Wallgren: It’s important to concentrate on outcomes and teams rather than individuals, so using metrics to point fingers at individuals is not the goal. Instead, teams can use this is a learning opportunity available to the right stakeholders, helping them to drive the right response and dampening long feedback loops. Much of the value in predictive analytics like this are in the questions it prompts you to ask, not just answers it gives. The system can tell you what’s active and idle like a mini value-stream. Our algorithms have been initially trained based on customer data we have already collected that will immediately be useful to new users in terms of identifying patterns to drive conversations around improvement.
InfoQ: Can you predict the future for predictive analytics in this context?

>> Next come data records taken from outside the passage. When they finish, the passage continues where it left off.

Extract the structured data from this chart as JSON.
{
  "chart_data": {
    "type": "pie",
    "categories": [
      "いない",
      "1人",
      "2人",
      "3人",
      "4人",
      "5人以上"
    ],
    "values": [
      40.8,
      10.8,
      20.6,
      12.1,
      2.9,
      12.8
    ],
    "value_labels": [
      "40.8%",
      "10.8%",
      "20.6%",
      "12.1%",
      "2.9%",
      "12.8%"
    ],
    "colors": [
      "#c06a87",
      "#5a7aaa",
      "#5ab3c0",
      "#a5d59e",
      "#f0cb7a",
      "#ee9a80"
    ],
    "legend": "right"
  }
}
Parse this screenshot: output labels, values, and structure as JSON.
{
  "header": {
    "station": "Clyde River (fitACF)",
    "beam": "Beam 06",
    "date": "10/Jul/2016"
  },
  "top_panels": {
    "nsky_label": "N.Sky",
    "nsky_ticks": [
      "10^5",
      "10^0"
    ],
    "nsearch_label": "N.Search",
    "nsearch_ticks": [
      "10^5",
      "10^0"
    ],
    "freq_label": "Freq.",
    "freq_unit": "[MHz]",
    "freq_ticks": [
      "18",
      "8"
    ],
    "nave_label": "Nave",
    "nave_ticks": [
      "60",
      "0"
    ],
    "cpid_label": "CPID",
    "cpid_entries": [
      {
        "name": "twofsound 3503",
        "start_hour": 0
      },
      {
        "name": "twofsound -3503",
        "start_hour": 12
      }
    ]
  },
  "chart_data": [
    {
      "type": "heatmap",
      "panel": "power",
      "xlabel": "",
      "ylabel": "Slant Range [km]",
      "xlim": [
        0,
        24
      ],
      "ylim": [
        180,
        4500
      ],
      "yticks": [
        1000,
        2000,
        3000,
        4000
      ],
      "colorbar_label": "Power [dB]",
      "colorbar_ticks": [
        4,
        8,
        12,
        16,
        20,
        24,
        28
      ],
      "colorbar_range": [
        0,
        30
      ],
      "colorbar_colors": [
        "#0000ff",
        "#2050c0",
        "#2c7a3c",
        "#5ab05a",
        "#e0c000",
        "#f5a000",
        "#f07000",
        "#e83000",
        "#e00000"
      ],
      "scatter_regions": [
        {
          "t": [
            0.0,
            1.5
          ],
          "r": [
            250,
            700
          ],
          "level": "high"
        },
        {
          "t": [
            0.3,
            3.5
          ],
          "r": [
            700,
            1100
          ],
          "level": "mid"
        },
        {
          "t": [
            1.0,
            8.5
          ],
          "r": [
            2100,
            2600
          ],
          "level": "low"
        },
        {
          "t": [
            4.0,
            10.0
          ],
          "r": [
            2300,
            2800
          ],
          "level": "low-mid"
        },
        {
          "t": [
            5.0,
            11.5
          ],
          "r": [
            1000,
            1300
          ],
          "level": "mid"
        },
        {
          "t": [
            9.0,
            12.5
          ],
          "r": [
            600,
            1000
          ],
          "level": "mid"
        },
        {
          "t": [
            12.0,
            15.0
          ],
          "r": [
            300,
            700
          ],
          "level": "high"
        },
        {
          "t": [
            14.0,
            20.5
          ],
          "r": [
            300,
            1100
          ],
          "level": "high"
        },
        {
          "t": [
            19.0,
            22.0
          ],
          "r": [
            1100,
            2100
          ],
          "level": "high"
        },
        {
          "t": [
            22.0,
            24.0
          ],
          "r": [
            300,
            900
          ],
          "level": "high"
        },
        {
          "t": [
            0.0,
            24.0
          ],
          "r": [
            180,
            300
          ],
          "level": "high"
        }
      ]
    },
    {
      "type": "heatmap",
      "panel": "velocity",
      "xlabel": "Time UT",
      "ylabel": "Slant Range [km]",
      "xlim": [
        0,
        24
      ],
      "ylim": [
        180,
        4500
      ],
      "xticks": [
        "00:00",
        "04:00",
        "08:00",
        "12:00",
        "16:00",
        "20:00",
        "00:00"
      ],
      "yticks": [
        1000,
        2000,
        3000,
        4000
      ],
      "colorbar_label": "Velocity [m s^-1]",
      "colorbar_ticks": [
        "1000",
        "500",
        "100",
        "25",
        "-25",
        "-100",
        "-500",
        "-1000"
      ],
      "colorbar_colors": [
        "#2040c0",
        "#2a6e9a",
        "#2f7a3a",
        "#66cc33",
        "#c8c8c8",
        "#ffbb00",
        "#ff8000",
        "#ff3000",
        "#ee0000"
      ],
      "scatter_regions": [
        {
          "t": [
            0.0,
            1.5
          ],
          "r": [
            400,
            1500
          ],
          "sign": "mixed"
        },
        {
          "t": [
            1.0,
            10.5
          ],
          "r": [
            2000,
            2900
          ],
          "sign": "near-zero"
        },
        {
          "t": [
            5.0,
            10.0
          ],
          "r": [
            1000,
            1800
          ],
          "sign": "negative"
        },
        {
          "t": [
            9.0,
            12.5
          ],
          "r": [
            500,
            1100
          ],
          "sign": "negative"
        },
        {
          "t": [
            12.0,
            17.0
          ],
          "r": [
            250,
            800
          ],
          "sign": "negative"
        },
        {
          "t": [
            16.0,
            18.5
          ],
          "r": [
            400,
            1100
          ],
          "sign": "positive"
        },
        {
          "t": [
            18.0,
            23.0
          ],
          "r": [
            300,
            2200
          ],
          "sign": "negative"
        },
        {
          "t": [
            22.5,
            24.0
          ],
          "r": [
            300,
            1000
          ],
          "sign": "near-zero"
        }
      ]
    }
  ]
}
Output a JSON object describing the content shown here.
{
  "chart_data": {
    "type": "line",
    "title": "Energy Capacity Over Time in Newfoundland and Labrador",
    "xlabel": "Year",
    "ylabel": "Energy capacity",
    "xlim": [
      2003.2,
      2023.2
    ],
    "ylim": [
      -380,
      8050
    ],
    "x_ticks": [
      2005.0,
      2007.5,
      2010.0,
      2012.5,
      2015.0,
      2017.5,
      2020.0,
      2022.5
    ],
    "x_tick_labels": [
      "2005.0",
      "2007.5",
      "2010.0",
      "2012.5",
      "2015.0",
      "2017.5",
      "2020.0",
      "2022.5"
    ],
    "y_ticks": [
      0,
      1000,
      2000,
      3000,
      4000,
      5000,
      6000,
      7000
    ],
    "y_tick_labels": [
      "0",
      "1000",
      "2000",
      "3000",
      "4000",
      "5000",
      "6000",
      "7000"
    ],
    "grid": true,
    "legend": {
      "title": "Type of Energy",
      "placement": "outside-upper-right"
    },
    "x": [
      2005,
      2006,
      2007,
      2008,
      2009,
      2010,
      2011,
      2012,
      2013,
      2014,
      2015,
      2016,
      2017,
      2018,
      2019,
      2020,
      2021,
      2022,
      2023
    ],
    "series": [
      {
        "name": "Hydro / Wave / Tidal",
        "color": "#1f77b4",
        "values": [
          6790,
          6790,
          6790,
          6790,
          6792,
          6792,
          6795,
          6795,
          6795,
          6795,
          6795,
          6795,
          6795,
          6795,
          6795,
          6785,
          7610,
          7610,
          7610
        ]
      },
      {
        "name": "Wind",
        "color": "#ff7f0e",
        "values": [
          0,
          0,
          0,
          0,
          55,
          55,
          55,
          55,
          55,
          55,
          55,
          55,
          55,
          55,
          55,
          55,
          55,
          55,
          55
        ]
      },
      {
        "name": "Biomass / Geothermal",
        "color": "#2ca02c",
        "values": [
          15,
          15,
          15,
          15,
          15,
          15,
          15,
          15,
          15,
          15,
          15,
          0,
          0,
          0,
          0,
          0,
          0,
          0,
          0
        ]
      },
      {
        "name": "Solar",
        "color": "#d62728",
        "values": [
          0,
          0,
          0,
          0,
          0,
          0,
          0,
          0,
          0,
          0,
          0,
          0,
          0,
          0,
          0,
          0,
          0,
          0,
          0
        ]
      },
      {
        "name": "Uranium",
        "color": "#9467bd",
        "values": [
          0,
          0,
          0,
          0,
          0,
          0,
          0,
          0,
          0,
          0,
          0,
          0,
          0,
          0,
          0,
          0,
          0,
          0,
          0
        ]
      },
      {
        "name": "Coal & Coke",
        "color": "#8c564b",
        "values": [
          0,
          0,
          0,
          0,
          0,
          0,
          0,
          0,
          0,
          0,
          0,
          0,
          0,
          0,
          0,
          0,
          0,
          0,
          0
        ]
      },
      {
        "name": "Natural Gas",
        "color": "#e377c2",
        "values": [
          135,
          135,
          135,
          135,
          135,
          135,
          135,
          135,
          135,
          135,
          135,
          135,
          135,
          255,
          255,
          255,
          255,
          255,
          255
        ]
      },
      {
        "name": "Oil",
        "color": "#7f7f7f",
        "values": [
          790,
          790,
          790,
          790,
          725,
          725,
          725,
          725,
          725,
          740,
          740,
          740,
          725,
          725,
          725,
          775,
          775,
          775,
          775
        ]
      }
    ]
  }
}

Wallgren: Recommendation is the holy grail so being able to identify patterns, use those patterns to predict, give data of the provenance and interpret the data and make explicit guidance to the human user as to what to do next based on the conclusions drawn by the machine learning. Beyond that would be automating the implementation of the recommendation – autonomic computing. It’s important to note that we think this is some way off!
InfoQ: What is the underlying architecture of ElectricFlow Foresight?
Wallgren: The core architecture of Insight is the ELK stack – Foresight adds algorithms written in Python. We will look at things like TensorFlow in the future but not right now.
InfoQ: Do you have any customers using the new capability today?
Wallgren: We have had a number of customers work with us on requirements, and provide data to help train our algorithms during our beta and expect many to continue to use the product moving forward. In parallel, we are trying to determine a licence model that’s appropriate given the different use cases that we are seeing. For instance, should this be available to use as a stand-alone product for organisations who are only interested in analytics, but aren’t interested in automation or orchestration? We want to make it as simple as possible for teams to realise this value – whatever their use case.